I do some basic textual analysis and visualization with US Presidential inauguration speeches.

There’s rightly been a lot of attention paid to USA President Trump’s first speech as President at the time of his inauguration. The speech broke with tradition by extending the acrimonious atmosphere of the election campaign into the Presidency. There’s been an instant flurry of analysis, with the Washington Post leading the way with this analysis of words that have not been used in any prior US presidential inauguration speeches. All this, and the sense of major things going on in the world, prompted me to see what I could find myself in the historical speeches and President Trump’s latest addition.

I got the historical texts from the quanteda R package, which includes the inauguration speeches up to 2013 as an example dataset. There are plenty of human-readable alternatives such as this one from the Yale Law School. I grabbed the transcript of Trump’s speech directly from the web and just pasted it into a text document.

I ended up with three main pieces of exploratory analysis:

  • Tracking three key words over time
  • Unique words
  • Distinctive words

Key words over time

I took four words that have particular resonances in US politics: freedom, democracy, protection and America.

“America” featured very prominently in Trump’s address, including the revival of a 1940s “America First” slogan that was aimed at keeping the USA out of the European war against Nazism; but I didn’t realise how prominently “America” was until I’d counted the words. Used 35 times out of 1,455 words, fully one word in 40 of Trump’s was “America” or a variant. But while this was a record, it wasn’t out of the league of precedent; Bill Clinton, George W. Bush and Richard Nixon all had more than 1% of their words as “America” or variant.

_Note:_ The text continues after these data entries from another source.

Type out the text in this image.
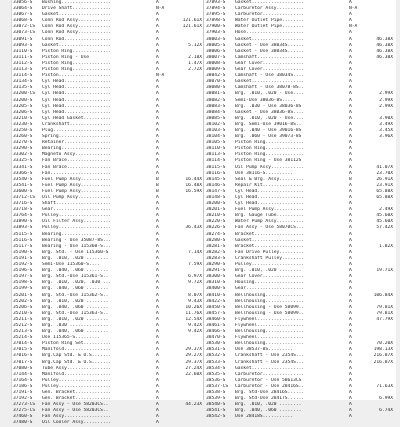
33056-S	Bushing..................	A
33064-S	Drive Shaft..............	N-A
33067-S	Gasket...................	A
33068-S	Conn Rod Assy............	A	121.61X
33072-CS	Conn Rod Assy............	A	121.61X
33073-CS	Conn Rod Assy............	A
33091-S	Conn Rod.................	A
33093-S	Gasket...................	A	5.12X
33110-S	Piston Ring..............	A
33111-S	Piston Ring - Use	A	2.18X
33112-S	Piston Ring..............	A	1.47X
33113-S	Piston Ring..............	A	2.72X
33114-S	Piston...................	N-A
33134-S	Cyl Head.................	A
33135-S	Cyl Head.................	A
33200-CS	Cyl Head.................	A
33200-S	Cyl Head.................	A
33205-S	Cyl Head.................	A
33206-S	Cyl Head.................	A
33210-S	Cyl Head Gasket..........	A
33230-S	Crankshaft...............	A
33250-S	Plug.....................	A
33260-S	Spring...................	A
33270-S	Retainer.................	A
33290-S	Bearing..................	A
33302-S	Magneto Assy.............	A
33325-S	Fan Brace................	A
33341-S	Fan Brace................	A
33366-S	Fan......................	A
33540-S	Fuel Pump Assy...........	B	16.44X
33541-S	Fuel Pump Assy...........	B	16.48X
33600-S	Fuel Pump Assy...........	B	16.59X
33712-CS	Oil Pump Assy............	A
33716-S	Shaft....................	A
33718-S	Gear.....................	A
33764-S	Pulley...................	A
33890-S	Oil Filter Assy..........	A
33893-S	Pulley...................	A	36.43X
35115-S	Bearing..................	A
35116-S	Bearing - Use 35087-8S...	A
35117-S	Bearing - Use 115360-S...	A
35190-S	Brg. Std. - Use 115360-S	A	7.14X
35191-S	Brg. .010, .020 ........	A
35192-S	Semi-Use 115360-S....	A	7.59X
35196-S	Brg. .040, .060 ........	A
35197-S	Brg. Std.-Use 115361-S..	A	6.97X
35198-S	Brg. .010, .020, .030 ...	A	9.72X
35199-S	Brg. .040, .060 ........	A
35201-S	Brg. Std.-Use 115362-S..	A	8.07X
35202-S	Brg. .010, .020 ........	A	9.43X
35206-S	Brg. .040, .060 ........	A	10.26X
35210-S	Brg. Std.-Use 115363-S..	A	11.76X
35211-S	Brg. .010, .020 ........	A	12.54X
35212-S	Brg. .030 ..............	A	9.42X
35213-S	Brg. .040, .060 ........	A	9.42X
35214-S	Use 115365-S.........	A
37014-S	Piston Ring Set..........	A
37015-S	Manifold.................	A	29.37X
37016-S	Brg.Cap Std. & O.S.......	A	29.27X
37017-S	Brg.Cap Std. & O.S.......	A	29.37X
37080-S	Tube Assy................	A	27.24X
37144-S	Manifold.................	A	22.60X
37164-S	Pulley...................	A
37186-S	Pulley...................	A
37191-S	Gen. Bracket.............	A
37192-S	Gen. Bracket.............	A
37273-CS	Fan Assy - Use 58203CS..	A	44.23X
37275-CS	Fan Assy - Use 58203CS..	A
37460-S	Fan Assy.................	A
37480-S	Oil Cooler Assy..........	A
37893-S	Gasket...................	A
37894-S	Carburetor Assy..........	N-A
37895-S	Carburetor...............	A
37898-S	Water Outlet Pipe........	A
37900-S	Water Outlet Pipe........	N-A
37903-S	Hose.....................	A
38003-S	Gasket...................	A	46.38X
38005-S	Gasket - Use 38034S......	A	46.38X
38006-S	Gasket - Use 38034S......	A	46.38X
38007-S	Camshaft.................	A	46.38X
38008-S	Gear Cover...............	A
38009-S	Gear Cover...............	A
38042-S	Camshaft - Use 38034S....	A
38070-S	Gasket...................	A
38080-S	Camshaft - Use 38078-8S..	A
38081-S	Brg. .010, .020 - Use....	A	2.99X
38082-S	Semi-Use 38036-8S.....	A	2.99X
38083-S	Brg. .030 - Use 38036-8S	A	2.99X
38084-S	Gasket - Use 38036-8S....	A
38085-S	Brg. .010, .020 - Use....	A	3.90X
38102-S	Brg. Semi-Use 39016-8S..	A	3.49X
38103-S	Brg. .040 - Use 39016-8S	A	3.45X
38104-S	Brg. .060 - Use 39073-8S	A	3.96X
38105-S	Piston Ring..............	A
38110-S	Piston Ring..............	A
38113-S	Piston Ring..............	A
38114-S	Piston Ring - Use 38112S	A
38115-S	Oil Pump Assy............	A	41.07X
38116-S	Use 38116-S..........	A	23.70X
38145-S	Seal & Brg. Assy.........	B	26.91X
38146-S	Repair Kit...............	A	23.91X
38147-S	Cyl Head.................	A	65.88X
38148-S	Cyl Head.................	A	65.88X
38200-S	Cyl Head.................	A
38201-S	Fuel Pump Assy...........	A	2.49X
38210-S	Brg. Gauge Tube..........	A	45.60X
38220-S	Water Pump Assy..........	A	45.60X
38226-S	Fan Assy - Use 58070CS...	A	57.42X
38274-S	Bracket..................	A
38280-S	Gasket...................	A
38281-S	Bracket..................	A	1.82X
38282-S	Fan Drive Pulley.........	A
38283-S	Crankshaft Pulley........	A
38290-S	Pulley...................	A
38291-S	Brg. .010, .020 ........	A	19.71X
38300-S	Gear Cover...............	A
38310-S	Housing..................	A
38400-S	Gear.....................	A
38410-S	Bellhousing..............	A	106.84X
38422-S	Bellhousing..............	A
38450-S	Bellhousing - Use 58099..	A	79.81X
38457-S	Bellhousing - Use 58099..	A	79.81X
38460-S	Flywheel.................	A	47.79X
38461-S	Flywheel.................	A
38466-S	Bellhousing..............	A
38470-S	Flywheel.................	A
38530-S	Bellhousing..............	A	70.20X
38531-S	Use 38537-8S.........	A	198.13X
38532-S	Crankshaft - Use 2354S...	A	216.87X
38533-S	Crankshaft - Use 2354S...	A	216.87X
38534-S	Gasket...................	A
38535-S	Carburetor...............	A
38536-S	Carburetor - Use 58613CS	A
38537-CS	Carburetor - Use 28416S..	A	71.63X
38538-S	Brg. Std-Use 28416S......	A
38539-S	Brg. Std-Use 28417S......	A	6.99X
38540-S	Brg. .010, .020 ........	A
38541-S	Brg. .040, .060 ........	A	6.74X
38542-S	Use 28418S...........	A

As the chart below shows, Trump’s use of “protect” and “protection” was more unusual and distinctive. With uncomfortable economic connotations since being blamed for the 1930s Great Depression, and with additional negative connotations for some of a paternalist state, “protectionism” and its variants were barely mentioned in inauguration speeches in the century before Trump. One has to go back to the speech of President Polk in 1845 to find comparable usage. Protectionism was a hot topic in 1845, with the pro free-trade agricultural interests paticularly in the south challenged by infant industries, particularly in the northern states, and within twenty years it was an important contributing cause of the Civil War. Polk managed to walk a thin and dangerous line between the two camps, and reading his inauguration speech it is interesting to see the multiple uses he puts the word “protect” to before bringing up the matter of tariffs.

Of my remaining two words, President Trump made no reference to “democracy” and little to “free”.

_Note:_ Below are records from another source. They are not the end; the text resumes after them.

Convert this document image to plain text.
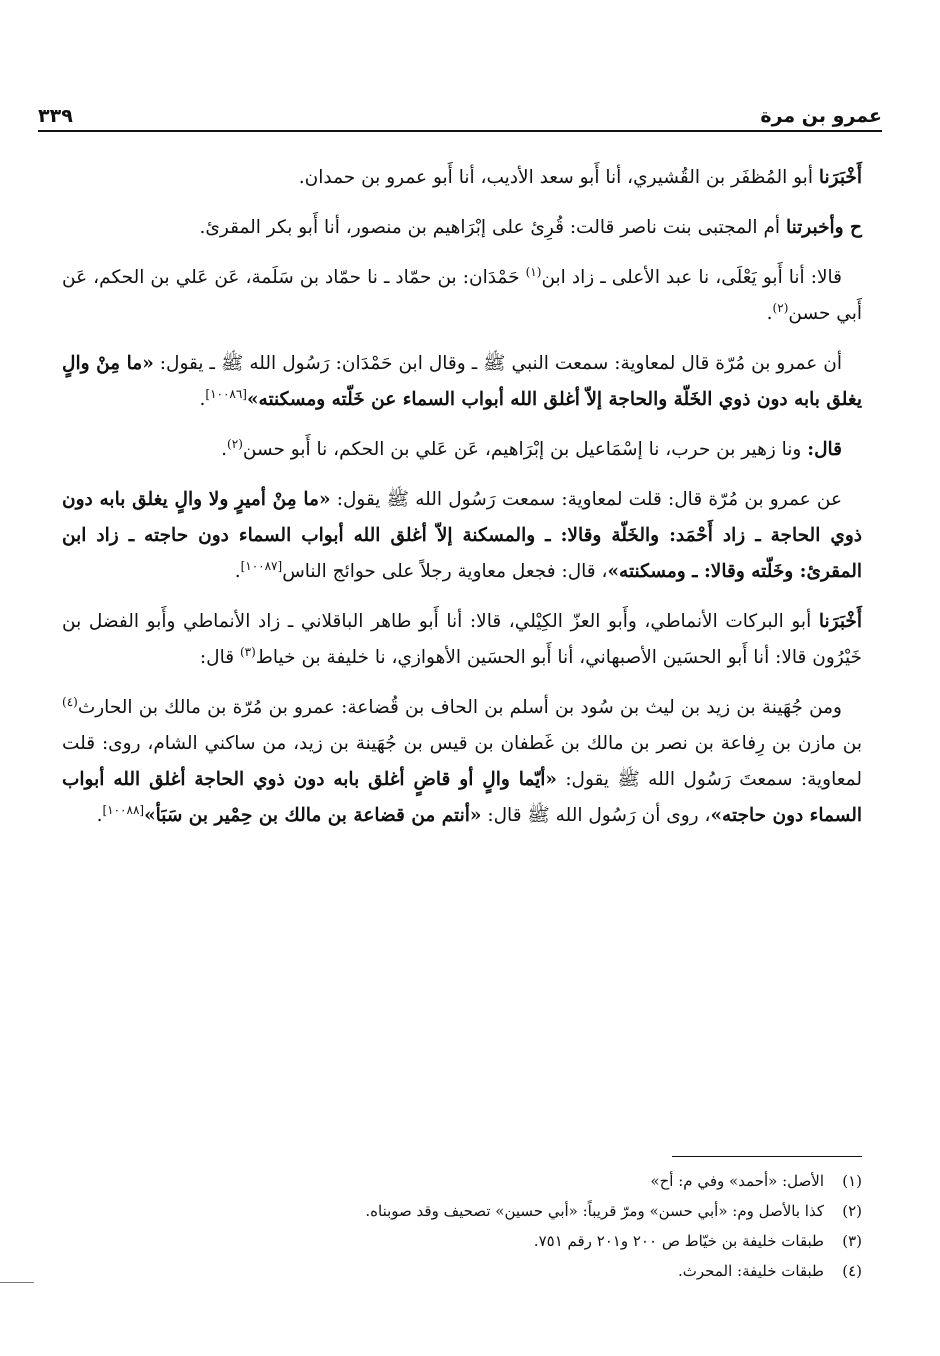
عمرو بن مرة
٣٣٩

أَخْبَرَنا أبو المُظفَر بن القُشيري، أنا أَبو سعد الأديب، أنا أَبو عمرو بن حمدان.

ح وأخبرتنا أم المجتبى بنت ناصر قالت: قُرِئ على إبْرَاهيم بن منصور، أنا أَبو بكر المقرئ.

قالا: أنا أَبو يَعْلَى، نا عبد الأعلى ـ زاد ابن$^{(١)}$ حَمْدَان: بن حمّاد ـ نا حمّاد بن سَلَمة، عَن عَلي بن الحكم، عَن أَبي حسن$^{(٢)}$.

أن عمرو بن مُرّة قال لمعاوية: سمعت النبي ﷺ ـ وقال ابن حَمْدَان: رَسُول الله ﷺ ـ يقول: «ما مِنْ والٍ يغلق بابه دون ذوي الخَلّة والحاجة إلاّ أغلق الله أبواب السماء عن خَلّته ومسكنته»[١٠٠٨٦].

قال: ونا زهير بن حرب، نا إسْمَاعيل بن إبْرَاهيم، عَن عَلي بن الحكم، نا أَبو حسن$^{(٢)}$.

عن عمرو بن مُرّة قال: قلت لمعاوية: سمعت رَسُول الله ﷺ يقول: «ما مِنْ أميرٍ ولا والٍ يغلق بابه دون ذوي الحاجة ـ زاد أَحْمَد: والخَلّة وقالا: ـ والمسكنة إلاّ أغلق الله أبواب السماء دون حاجته ـ زاد ابن المقرئ: وخَلّته وقالا: ـ ومسكنته»، قال: فجعل معاوية رجلاً على حوائج الناس[١٠٠٨٧].

أَخْبَرَنا أبو البركات الأنماطي، وأَبو العزّ الكِيْلي، قالا: أنا أَبو طاهر الباقلاني ـ زاد الأنماطي وأَبو الفضل بن خَيْرُون قالا: أنا أَبو الحسَين الأصبهاني، أنا أَبو الحسَين الأهوازي، نا خليفة بن خياط$^{(٣)}$ قال:

ومن جُهَينة بن زيد بن ليث بن سُود بن أسلم بن الحاف بن قُضاعة: عمرو بن مُرّة بن مالك بن الحارث$^{(٤)}$ بن مازن بن رِفاعة بن نصر بن مالك بن غَطفان بن قيس بن جُهَينة بن زيد، من ساكني الشام، روى: قلت لمعاوية: سمعتَ رَسُول الله ﷺ يقول: «أيّما والٍ أو قاضٍ أغلق بابه دون ذوي الحاجة أغلق الله أبواب السماء دون حاجته»، روى أن رَسُول الله ﷺ قال: «أنتم من قضاعة بن مالك بن حِمْير بن سَبَأ»[١٠٠٨٨].

(١)
الأصل: «أحمد» وفي م: أح»
(٢)
كذا بالأصل وم: «أبي حسن» ومرّ قريباً: «أبي حسين» تصحيف وقد صوبناه.
(٣)
طبقات خليفة بن خيّاط ص ٢٠٠ و٢٠١ رقم ٧٥١.
(٤)
طبقات خليفة: المحرث.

It’s interesting to see the historical ebb and flow in all these words, reflected in the four-yearly ritual of inaugurating a new president. Discussion of “democracy” peaked under Roosevelt during the war with Germany and Japan, and had a revival at the end of the twentieth century in the period between the Cold War and the “War on Terror”. “Free” as a word was most popular in Cold War speeches, with a second spike in George W. Bush’s 2005 inauguration.

Unique words

The Washington Post analysis already referred to gave considerable emphasis to the unique words in President Trump’s speech. This prompted me to have a look at the first-term speeches of all of the last four Presidents, visualised in the graphic below:

The stark imagery and agressive language and delivery of Trump’s speech was confronting listening or reading: first use of the words sad, disrepair, bleed, ripped, stealing, windswept, depletion and of course “American carnage” which will most likely become the most remembered phrase from the speech. We see that President Obama’s first address in 2009 also introduced many words including icy, specter, sweatshops, stale, tanks, grudgingly, greed and grievance, but the humble wordclouds fail to communicate the difference in tone between President Trump and all three of his predecessors. Overall, I’m not too pleased with this particular “first use of word” analysis as giving much in the way of insight.

Distinctive words

Combining the two streams of analysis above, I wanted to do something a little more sophisticated than simply identifying the unique words used by particular Presidents. In the graphic below I go the next step and identify words which are most distinctive to a particular Presidential address. These are words that might be used elsewhere, but are most characteristic of a particular speech. The size and colour of the words below are mapped to the “tf-idf” ie “term frequency - inverse document frequency” statistic, which compares the frequency of each word in a speech with how often it is used by other documents in the corpus (in this case, other speeches).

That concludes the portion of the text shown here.